The United States Agency for International Development (USAID) announced on February 15 an additional $42.5 million in humanitarian assistance for the people of El Salvador, Guatemala, and Honduras.
The sum “will help enable our United Nations (U.N.) and NGO partners to reach an additional 182,000 people across the region with life-saving assistance,” the agency said in a statement.
The new assistance, says USAID, will support programs that reduce food insecurity for the most vulnerable, support survivors and those at risk of gender-based violence and children in need of protection, and help households “restore their livelihoods, and provide safe-drinking water for poor families.”
In addition, the agency says it will continue to expand its initiatives to strengthen preparedness, mitigation, and response to natural disasters.
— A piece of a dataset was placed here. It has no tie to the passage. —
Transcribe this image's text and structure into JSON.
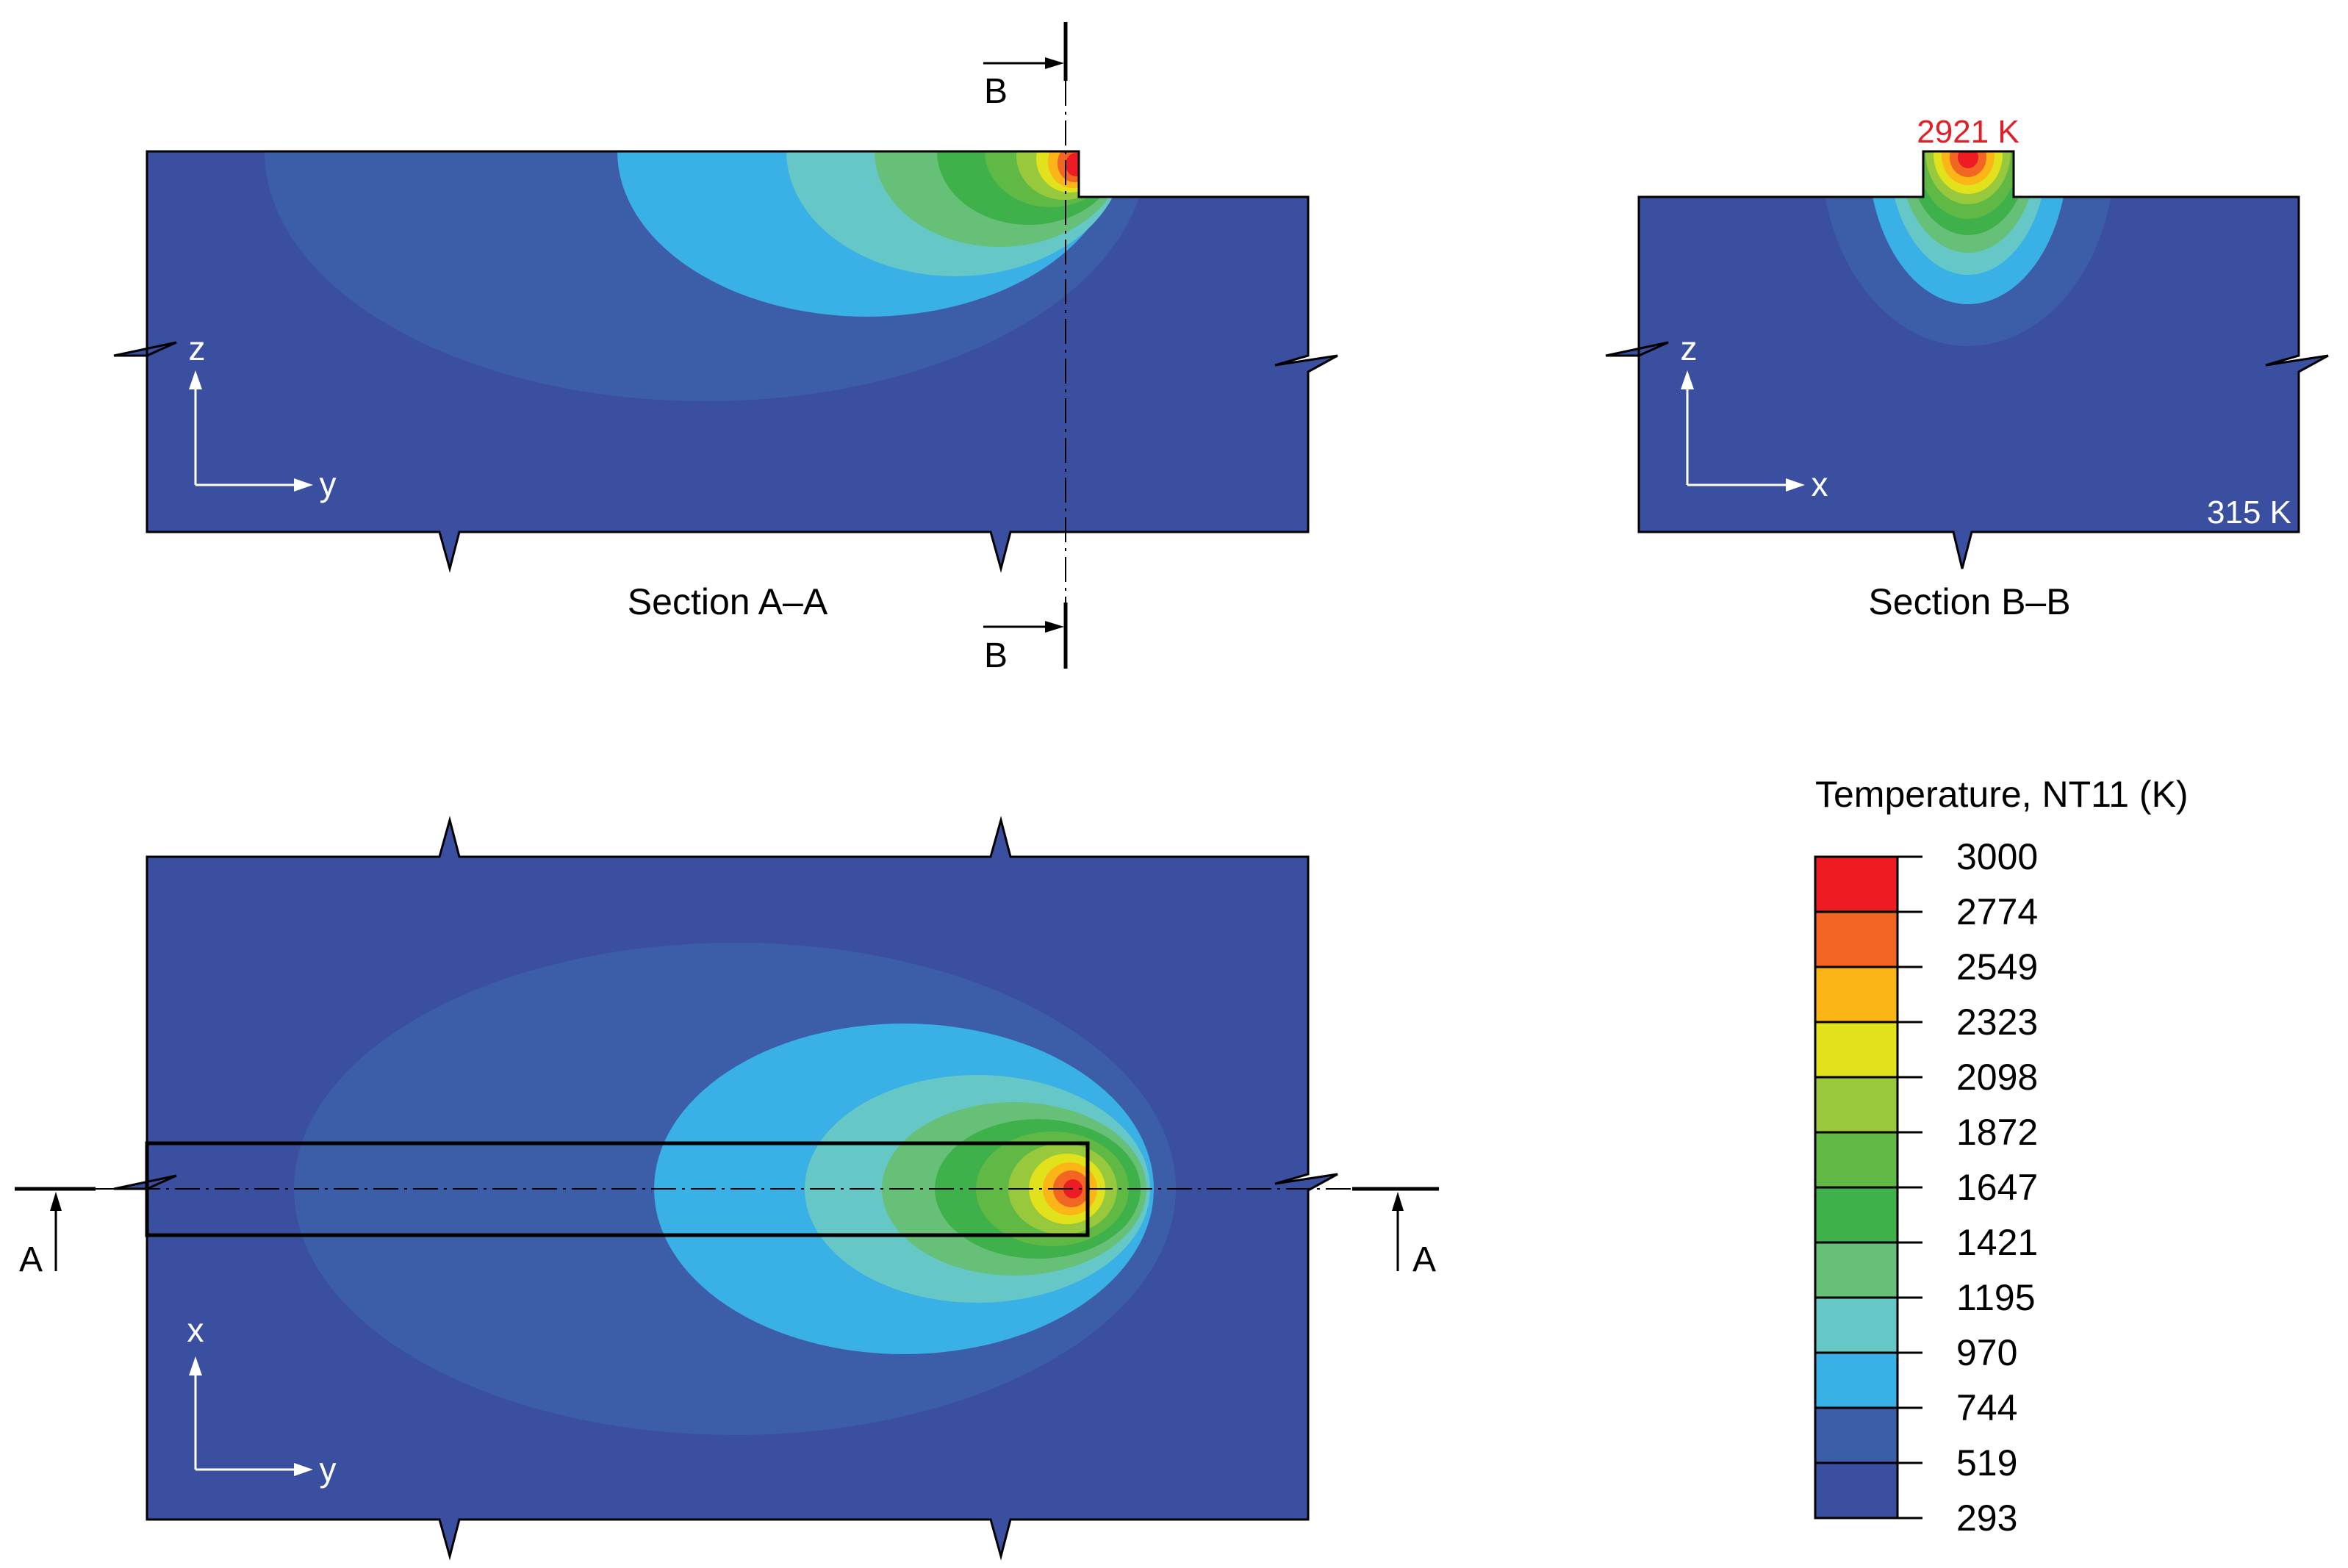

The new announcement brings USAID’s total humanitarian funding for these three countries to nearly $261 million as of April 2021, and comes, according to the agency, at a time when more than 9.3 million people in the so called Northern Triangle will require humanitarian assistance, according to estimates in the U.N. 2023 Humanitarian Response Plans.
The new USAID funding was announced virtually by USAID’s Assistant to the Administrator for USAID’s Bureau of Humanitarian Assistance Sarah Charles, during the 2023 Northern Central America Humanitarian Roundtable in Geneva.